Da ist zum einen die Grammatik, denn das in der Urkunde nur schwer entzifferbare Wort «monasterium» ist – und darin sind sich die Forscher einig – eben eindeutig ein «monasterium», somit ein Akkusativ, und die Luzerner Freiheit kommt wieder arg ins Wanken. Für die Forschergeneration um Philipp Anton von Segesser war zur Mitte des 19. Jahrhunderts denn auch klar: Die Lothar-Urkunde bestätigte die von Pippin «gemachte Schenkung des Lucernischen Klosters an Murbach». Klar war auch die Abhängigkeit der späteren Stadt Luzern vom Kloster. Dagegen hielten die Hypothesen der älteren Chronistik, «der Stadt [Luzern] von jenem Kloster unabhängigen Ursprung zu und selbständige Bedeutung schon in entfernter Vorzeit zu vindicieren», so Segesser, einer Quellenkritik nicht stand und müssten verworfen werden.
Hoffnung für die freiheitliche Interpretation kam in den 1880er-Jahre in Form einer neuen Lesart der Urkunde. Aufgeschreckt durch viele Fehler und willkürliche Fälschungen in Abschriften und Editionen der Urkunde, die sich erst durch die Überprüfung am wieder aufgetauchten Original feststellen liessen, glaubten verschiedene Forscher in der Originalurkunde selber Fehler entdeckt zu haben. Als sinnlos erschien vor allem die Passage «qualiter attavus noster Pipinus … et ipse … concessissent … monasterium luciaria vel monachis ibidem degentibus homines ingenuos quinque», wörtlich übersetzt: «Wie unser Urgrossvater Pippin … und er selbst [Ludwig] … das Kloster Luzern und den dort weilenden Mönchen fünf edle Männer übergeben habe». Mehr Sinn machte die Fallgleichheit bei der Konjunktion «und», «vel», und so schlug die Forschung anstelle des Akkusativ-monasteriums das Dativ-monasterio vor.
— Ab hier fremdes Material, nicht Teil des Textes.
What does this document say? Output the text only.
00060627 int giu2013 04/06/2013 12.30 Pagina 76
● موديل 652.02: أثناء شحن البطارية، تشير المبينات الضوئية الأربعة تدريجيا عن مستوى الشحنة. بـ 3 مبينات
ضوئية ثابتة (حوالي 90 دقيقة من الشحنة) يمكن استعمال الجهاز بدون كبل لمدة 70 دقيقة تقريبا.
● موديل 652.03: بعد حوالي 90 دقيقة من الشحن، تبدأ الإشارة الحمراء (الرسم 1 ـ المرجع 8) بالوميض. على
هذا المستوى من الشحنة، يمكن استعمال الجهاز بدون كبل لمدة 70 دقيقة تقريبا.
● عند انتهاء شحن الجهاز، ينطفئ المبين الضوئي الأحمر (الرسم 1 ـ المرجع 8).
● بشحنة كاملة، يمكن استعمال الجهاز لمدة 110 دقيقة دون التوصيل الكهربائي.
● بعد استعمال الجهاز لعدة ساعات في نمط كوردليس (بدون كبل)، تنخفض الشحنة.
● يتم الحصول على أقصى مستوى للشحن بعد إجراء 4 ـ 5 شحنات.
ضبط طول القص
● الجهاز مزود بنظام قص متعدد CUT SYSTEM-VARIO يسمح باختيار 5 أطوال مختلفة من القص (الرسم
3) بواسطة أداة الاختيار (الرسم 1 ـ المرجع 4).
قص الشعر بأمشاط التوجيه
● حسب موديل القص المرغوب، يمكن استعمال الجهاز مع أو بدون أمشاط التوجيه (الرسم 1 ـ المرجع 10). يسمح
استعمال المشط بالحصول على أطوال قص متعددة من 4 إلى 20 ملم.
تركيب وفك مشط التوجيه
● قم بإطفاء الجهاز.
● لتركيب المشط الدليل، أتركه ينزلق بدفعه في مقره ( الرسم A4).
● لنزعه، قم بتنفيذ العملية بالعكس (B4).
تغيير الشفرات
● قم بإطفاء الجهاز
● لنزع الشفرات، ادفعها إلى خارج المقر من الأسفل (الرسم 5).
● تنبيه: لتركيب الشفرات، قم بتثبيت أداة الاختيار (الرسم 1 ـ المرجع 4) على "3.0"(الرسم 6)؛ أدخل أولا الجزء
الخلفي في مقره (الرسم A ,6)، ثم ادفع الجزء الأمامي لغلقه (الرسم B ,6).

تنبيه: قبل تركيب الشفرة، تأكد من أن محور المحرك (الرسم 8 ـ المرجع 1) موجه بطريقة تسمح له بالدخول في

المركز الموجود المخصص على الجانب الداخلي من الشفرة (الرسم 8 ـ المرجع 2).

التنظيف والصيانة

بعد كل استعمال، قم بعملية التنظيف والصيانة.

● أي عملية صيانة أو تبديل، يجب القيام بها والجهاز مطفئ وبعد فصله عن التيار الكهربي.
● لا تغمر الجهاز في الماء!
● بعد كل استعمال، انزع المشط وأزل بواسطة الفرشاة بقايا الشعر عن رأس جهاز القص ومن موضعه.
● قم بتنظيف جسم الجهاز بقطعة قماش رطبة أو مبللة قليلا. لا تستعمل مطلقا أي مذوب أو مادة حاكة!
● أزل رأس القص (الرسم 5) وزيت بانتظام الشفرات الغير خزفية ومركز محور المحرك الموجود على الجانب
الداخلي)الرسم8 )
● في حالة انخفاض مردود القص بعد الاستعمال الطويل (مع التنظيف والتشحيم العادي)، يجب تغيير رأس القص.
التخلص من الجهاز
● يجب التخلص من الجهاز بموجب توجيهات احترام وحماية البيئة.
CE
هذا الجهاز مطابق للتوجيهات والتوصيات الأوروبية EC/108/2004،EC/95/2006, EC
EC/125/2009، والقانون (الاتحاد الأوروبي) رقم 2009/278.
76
Ein Schritt in Richtung mehr oder wenigstens länger währende Freiheit, wäre da nicht der Murbacher Abt Sigimar, der bei Lothar um die Bestätigung der Pippin'schen Schenkung nachsuchte. Murbach und Luzern – das war bis zum Verkauf an Habsburg 1291 nachweislich ein obrigkeitliches Verhältnis mit Murbach in der herrschenden und Luzern in der Untertanenrolle. Dass Murbach bereits im 9. Jahrhundert im Zusammenhang mit dem Kloster Luzern auftauchte, konnte nur heissen, dass schon damals ein Abhängigkeitsverhältnis bestand, Dativ-monasterio hin oder her. Die Frage war bloss: War das Kloster wenigstens ursprünglich frei oder stand es von Anfang an, also bereits seit dem 8. Jahrhundert, unter murbachischer Herrschaft. Ja, war es vielleicht sogar eine murbachische Gründung?
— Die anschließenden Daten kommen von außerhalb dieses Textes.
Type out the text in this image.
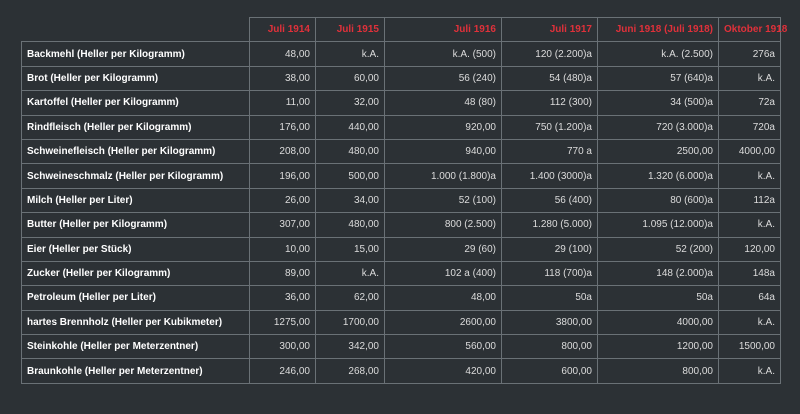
	Juli 1914	Juli 1915	Juli 1916	Juli 1917	Juni 1918 (Juli 1918)	Oktober 1918
Backmehl (Heller per Kilogramm)	48,00	k.A.	k.A. (500)	120 (2.200)a	k.A. (2.500)	276a
Brot (Heller per Kilogramm)	38,00	60,00	56 (240)	54 (480)a	57 (640)a	k.A.
Kartoffel (Heller per Kilogramm)	11,00	32,00	48 (80)	112 (300)	34 (500)a	72a
Rindfleisch (Heller per Kilogramm)	176,00	440,00	920,00	750 (1.200)a	720 (3.000)a	720a
Schweinefleisch (Heller per Kilogramm)	208,00	480,00	940,00	770 a	2500,00	4000,00
Schweineschmalz (Heller per Kilogramm)	196,00	500,00	1.000 (1.800)a	1.400 (3000)a	1.320 (6.000)a	k.A.
Milch (Heller per Liter)	26,00	34,00	52 (100)	56 (400)	80 (600)a	112a
Butter (Heller per Kilogramm)	307,00	480,00	800 (2.500)	1.280 (5.000)	1.095 (12.000)a	k.A.
Eier (Heller per Stück)	10,00	15,00	29 (60)	29 (100)	52 (200)	120,00
Zucker (Heller per Kilogramm)	89,00	k.A.	102 a (400)	118 (700)a	148 (2.000)a	148a
Petroleum (Heller per Liter)	36,00	62,00	48,00	50a	50a	64a
hartes Brennholz (Heller per Kubikmeter)	1275,00	1700,00	2600,00	3800,00	4000,00	k.A.
Steinkohle (Heller per Meterzentner)	300,00	342,00	560,00	800,00	1200,00	1500,00
Braunkohle (Heller per Meterzentner)	246,00	268,00	420,00	600,00	800,00	k.A.
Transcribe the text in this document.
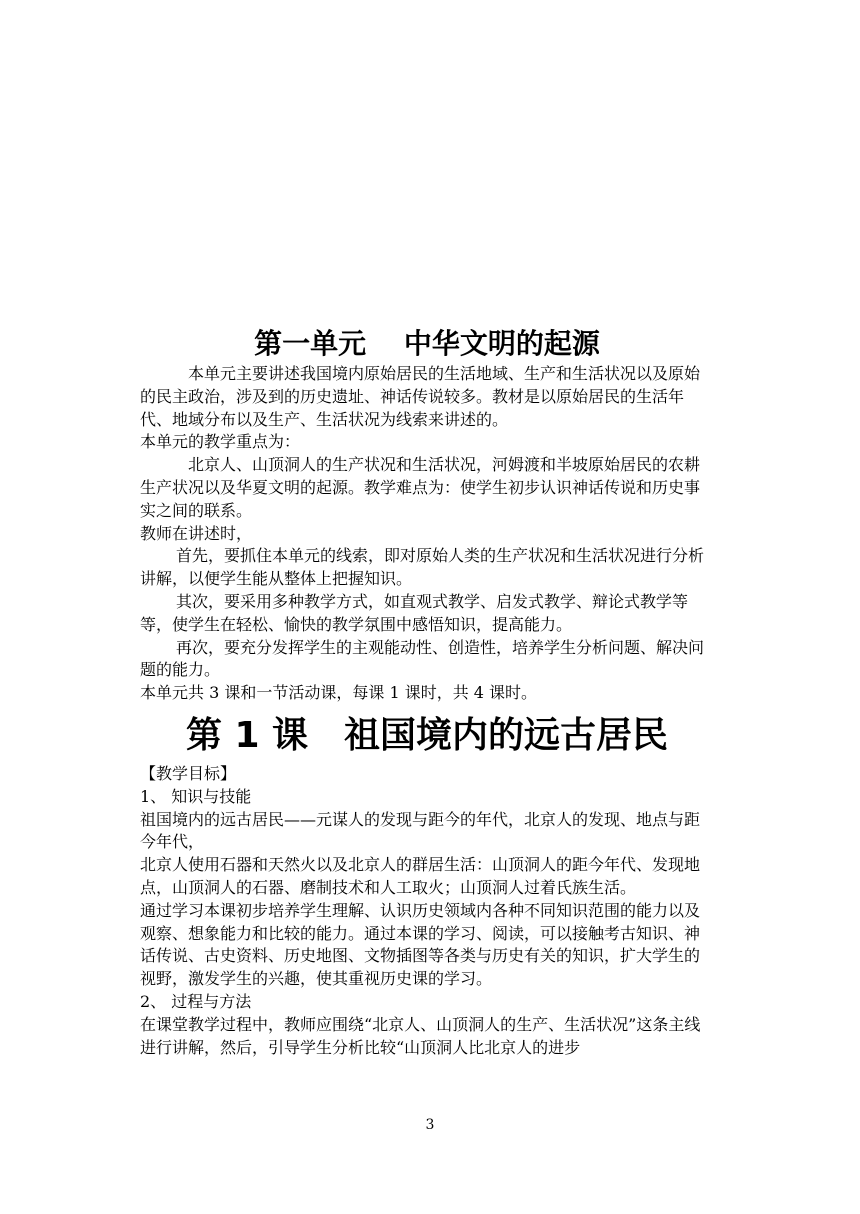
第一单元　 中华文明的起源

本单元主要讲述我国境内原始居民的生活地域、生产和生活状况以及原始的民主政治，涉及到的历史遗址、神话传说较多。教材是以原始居民的生活年代、地域分布以及生产、生活状况为线索来讲述的。

本单元的教学重点为：

北京人、山顶洞人的生产状况和生活状况，河姆渡和半坡原始居民的农耕生产状况以及华夏文明的起源。教学难点为：使学生初步认识神话传说和历史事实之间的联系。

教师在讲述时，

首先，要抓住本单元的线索，即对原始人类的生产状况和生活状况进行分析讲解，以便学生能从整体上把握知识。

其次，要采用多种教学方式，如直观式教学、启发式教学、辩论式教学等等，使学生在轻松、愉快的教学氛围中感悟知识，提高能力。

再次，要充分发挥学生的主观能动性、创造性，培养学生分析问题、解决问题的能力。

本单元共 3 课和一节活动课，每课 1 课时，共 4 课时。

第 1 课　祖国境内的远古居民

【教学目标】

1、 知识与技能

祖国境内的远古居民——元谋人的发现与距今的年代，北京人的发现、地点与距今年代，

北京人使用石器和天然火以及北京人的群居生活：山顶洞人的距今年代、发现地点，山顶洞人的石器、磨制技术和人工取火；山顶洞人过着氏族生活。

通过学习本课初步培养学生理解、认识历史领域内各种不同知识范围的能力以及观察、想象能力和比较的能力。通过本课的学习、阅读，可以接触考古知识、神话传说、古史资料、历史地图、文物插图等各类与历史有关的知识，扩大学生的视野，激发学生的兴趣，使其重视历史课的学习。

2、 过程与方法

在课堂教学过程中，教师应围绕“北京人、山顶洞人的生产、生活状况”这条主线进行讲解，然后，引导学生分析比较“山顶洞人比北京人的进步

3
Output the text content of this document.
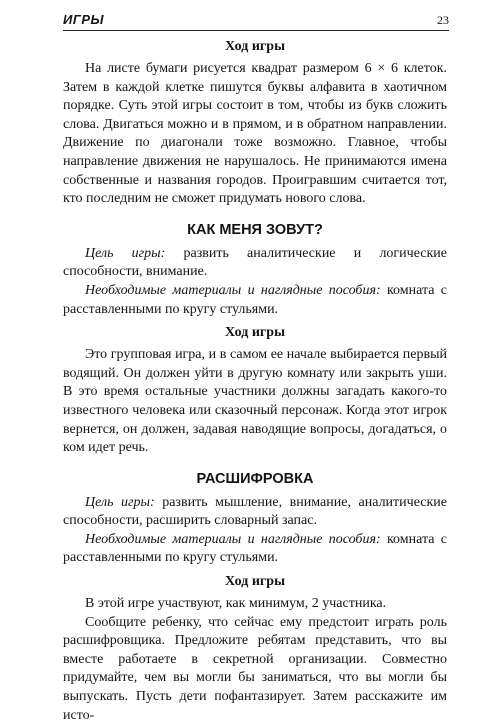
ИГРЫ	23
Ход игры

На листе бумаги рисуется квадрат размером 6 × 6 клеток. Затем в каждой клетке пишутся буквы алфавита в хаотичном порядке. Суть этой игры состоит в том, чтобы из букв сложить слова. Двигаться можно и в прямом, и в обратном направлении. Движение по диагонали тоже возможно. Главное, чтобы направление движения не нарушалось. Не принимаются имена собственные и названия городов. Проигравшим считается тот, кто последним не сможет придумать нового слова.

КАК МЕНЯ ЗОВУТ?

Цель игры: развить аналитические и логические способности, внимание.

Необходимые материалы и наглядные пособия: комната с расставленными по кругу стульями.

Ход игры

Это групповая игра, и в самом ее начале выбирается первый водящий. Он должен уйти в другую комнату или закрыть уши. В это время остальные участники должны загадать какого-то известного человека или сказочный персонаж. Когда этот игрок вернется, он должен, задавая наводящие вопросы, догадаться, о ком идет речь.

РАСШИФРОВКА

Цель игры: развить мышление, внимание, аналитические способности, расширить словарный запас.

Необходимые материалы и наглядные пособия: комната с расставленными по кругу стульями.

Ход игры

В этой игре участвуют, как минимум, 2 участника.

Сообщите ребенку, что сейчас ему предстоит играть роль расшифровщика. Предложите ребятам представить, что вы вместе работаете в секретной организации. Совместно придумайте, чем вы могли бы заниматься, что вы могли бы выпускать. Пусть дети пофантазирует. Затем расскажите им исто-
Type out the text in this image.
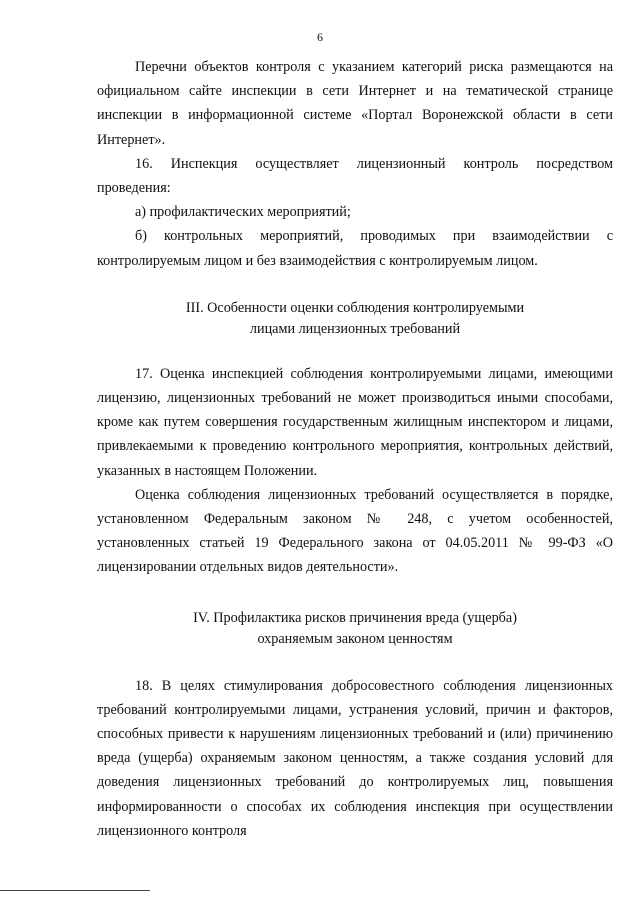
6

Перечни объектов контроля с указанием категорий риска размещаются на официальном сайте инспекции в сети Интернет и на тематической странице инспекции в информационной системе «Портал Воронежской области в сети Интернет».

16. Инспекция осуществляет лицензионный контроль посредством проведения:

а) профилактических мероприятий;

б) контрольных мероприятий, проводимых при взаимодействии с контролируемым лицом и без взаимодействия с контролируемым лицом.

III. Особенности оценки соблюдения контролируемыми
лицами лицензионных требований

17. Оценка инспекцией соблюдения контролируемыми лицами, имеющими лицензию, лицензионных требований не может производиться иными способами, кроме как путем совершения государственным жилищным инспектором и лицами, привлекаемыми к проведению контрольного мероприятия, контрольных действий, указанных в настоящем Положении.

Оценка соблюдения лицензионных требований осуществляется в порядке, установленном Федеральным законом № 248, с учетом особенностей, установленных статьей 19 Федерального закона от 04.05.2011 № 99-ФЗ «О лицензировании отдельных видов деятельности».

IV. Профилактика рисков причинения вреда (ущерба)
охраняемым законом ценностям

18. В целях стимулирования добросовестного соблюдения лицензионных требований контролируемыми лицами, устранения условий, причин и факторов, способных привести к нарушениям лицензионных требований и (или) причинению вреда (ущерба) охраняемым законом ценностям, а также создания условий для доведения лицензионных требований до контролируемых лиц, повышения информированности о способах их соблюдения инспекция при осуществлении лицензионного контроля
Dieser Hypothese trat Hans Schnyder in den 1960er- und 1970er-Jahren mit viel Verve und Scharfsinn entgegen. Er vertrat mit vielen guten Argumenten die Ansicht, beim Kloster im Hof handle es sich um eine Gründung des Bayernherzogs Odilo um 740 n.Chr; und mindestens ebenso wichtig: Das Kloster Luzern war ursprünglich frei und blieb frei bis anfangs des 12. Jahrhunderts, als es die Abtei Murbach in wirtschaftlichen Notzeiten und möglicherweise unter Berufung auf die Lothar-Urkunde unter ihre Herrschaft brachte.
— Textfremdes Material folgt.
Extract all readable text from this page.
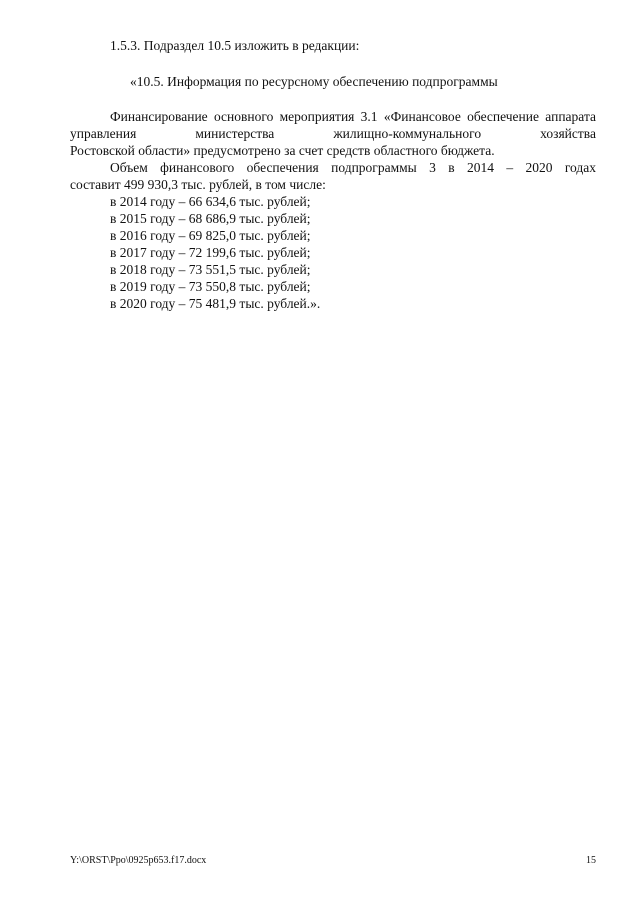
1.5.3. Подраздел 10.5 изложить в редакции:
«10.5. Информация по ресурсному обеспечению подпрограммы

Финансирование основного мероприятия 3.1 «Финансовое обеспечение аппарата управления министерства жилищно-коммунального хозяйства

Ростовской области» предусмотрено за счет средств областного бюджета.

Объем финансового обеспечения подпрограммы 3 в 2014 – 2020 годах

составит 499 930,3 тыс. рублей, в том числе:

в 2014 году – 66 634,6 тыс. рублей;
в 2015 году – 68 686,9 тыс. рублей;
в 2016 году – 69 825,0 тыс. рублей;
в 2017 году – 72 199,6 тыс. рублей;
в 2018 году – 73 551,5 тыс. рублей;
в 2019 году – 73 550,8 тыс. рублей;
в 2020 году – 75 481,9 тыс. рублей.».
Y:\ORST\Ppo\0925p653.f17.docx	15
Seit den Forschungen Schnyder ist die Frage nach den Anfängen des Klosters Luzern nicht mehr besprochen worden. Es bleibt die Erkenntnis, dass die Frage ob «frei» oder «unterstellt» keine weitergehende Antwort finden wird, solange nicht wiederentdeckte «neue» Quellen mehr Licht auf den Sachverhalt werfen. Bis dahin können die besten Argumente als plausibelste Interpretation angenommen werden. Daraus die allein seligmachende historische Wahrheit abzuleiten, ginge aber zu weit.